Gwyn Topham Transport correspondent 

Britain braces for big Christmas getaway amid weather and travel warnings

Airports, train operators and motoring bodies forecast traveller numbers unseen since before pandemic
  
  

People stand in front of a Christmas tree with a departures board behind it
People waiting for trains at Waterloo Station in London on Friday. Photograph: Andy Rain/EPA

Britain’s biggest festive getaway in years was expected to start on Friday, as millions of people took to road, rail and skies to see their loved ones over Christmas.

Airports, train operators and motoring organisations have all forecast traveller numbers unseen since before the pandemic.

With warnings of a seasonal brew of grim weather and rail replacement buses from Saturday, travel was expected to peak on Friday. The Met Office issued a yellow warning across most of Britain on Saturday and Sunday for strong winds and likely potential disruption to road, rail, air and sea travel.

Congestion was expected to be at its worst on Friday, according to motoring organisations, with the AA’s member surveys pointing to an estimated 23.7m cars on the road – the highest for Christmas traffic since it started logging the data in 2010.

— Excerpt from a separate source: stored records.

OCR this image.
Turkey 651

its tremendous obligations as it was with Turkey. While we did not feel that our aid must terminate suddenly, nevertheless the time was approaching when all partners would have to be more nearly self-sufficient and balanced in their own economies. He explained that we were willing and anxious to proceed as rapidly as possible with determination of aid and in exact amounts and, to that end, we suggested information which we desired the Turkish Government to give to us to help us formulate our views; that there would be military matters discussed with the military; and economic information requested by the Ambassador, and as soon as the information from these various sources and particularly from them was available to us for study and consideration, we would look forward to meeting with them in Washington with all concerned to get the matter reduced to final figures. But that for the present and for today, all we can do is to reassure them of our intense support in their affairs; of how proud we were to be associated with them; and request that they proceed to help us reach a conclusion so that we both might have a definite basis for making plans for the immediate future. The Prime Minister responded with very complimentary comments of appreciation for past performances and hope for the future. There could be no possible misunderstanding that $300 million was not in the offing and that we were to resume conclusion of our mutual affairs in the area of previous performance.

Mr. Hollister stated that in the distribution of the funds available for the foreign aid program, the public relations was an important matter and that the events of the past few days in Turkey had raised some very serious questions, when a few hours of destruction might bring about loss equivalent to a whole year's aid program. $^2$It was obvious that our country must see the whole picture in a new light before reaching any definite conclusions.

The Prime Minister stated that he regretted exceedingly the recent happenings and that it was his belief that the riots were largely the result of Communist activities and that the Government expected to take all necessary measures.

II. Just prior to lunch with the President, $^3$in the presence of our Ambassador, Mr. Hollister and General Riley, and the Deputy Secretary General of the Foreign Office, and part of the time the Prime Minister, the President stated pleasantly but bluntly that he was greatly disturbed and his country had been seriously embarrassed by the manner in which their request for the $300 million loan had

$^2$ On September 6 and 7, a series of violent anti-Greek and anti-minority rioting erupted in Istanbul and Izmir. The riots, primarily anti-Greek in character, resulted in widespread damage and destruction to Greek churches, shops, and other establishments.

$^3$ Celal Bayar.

It said drivers were most likely to get stuck in motorway traffic jams on the classic annual congestion hotspots: the M4/M5 interchange near Bristol, the M25 near Heathrow, Birmingham’s M5/M6 interchange, the M4 around Cardiff and Newport, and the M8 between Edinburgh and Glasgow.

Rail passengers were urged to book seats and plan ahead but to check for changes as a busy few days of travel were expected and more people were using the trains than last year.

Disruption this weekend includes the start of nine days of work affecting services between London St Pancras and Bedford – meaning Thameslink and East Midlands passengers will need to use buses or go via other routes from the capital.

Nearly 1 million passengers were due to fly out from UK airports on Friday, according to the Civil Aviation Authority, making it the busiest Christmas getaway by air since before the pandemic. A CAA survey claimed 12% would do so to avoid relatives, just below the 13% flying to see them.

The travel organisation Abta said about 4 million people would be spending the Christmas and new year period overseas, with the most popular destinations for winter sun holidays this year being the Canary Islands, southern Spain, Portugal, Turkey and Dubai.

France remains the top destination for skiers, while Amsterdam, Budapest, Dublin, Paris, Prague and Vienna are the top city breaks.

Britain’s biggest airport, London Heathrow, is expecting Christmas travel to ensure its busiest December on record for passengers, topping 6.7 million.

Beyond the weekend getaway, rail passengers face disruption into the new year with a £142m programme of engineering works starting on Christmas Day, and major projects closing some of London’s main stations.

London Liverpool Street – Britain’s busiest station – will be shut for eight days, and London Paddington for three days. People using trains to reach south-east England’s four biggest airports – Heathrow, Gatwick, Stansted and Luton – will face some disruption.

More than a week of work around Crewe will close the station until the end of 27 December and reduce services to Liverpool and Manchester until early January.

Strikes threaten to disrupt the main intercity services linking London, Birmingham, Manchester and Glasgow around new year, with RMT members at Avanti West Coast planning a series of strikes starting on New Year’s Eve and 2 January.

Only about a quarter of Avanti services are expected to run if talks fail to avert the strikes, which had been scheduled earlier in the Christmas period.

People travelling to Ireland by boat will be unable to use the main ferry connection from the Port of Holyhead in north Wales until 15 January, due to storm damage.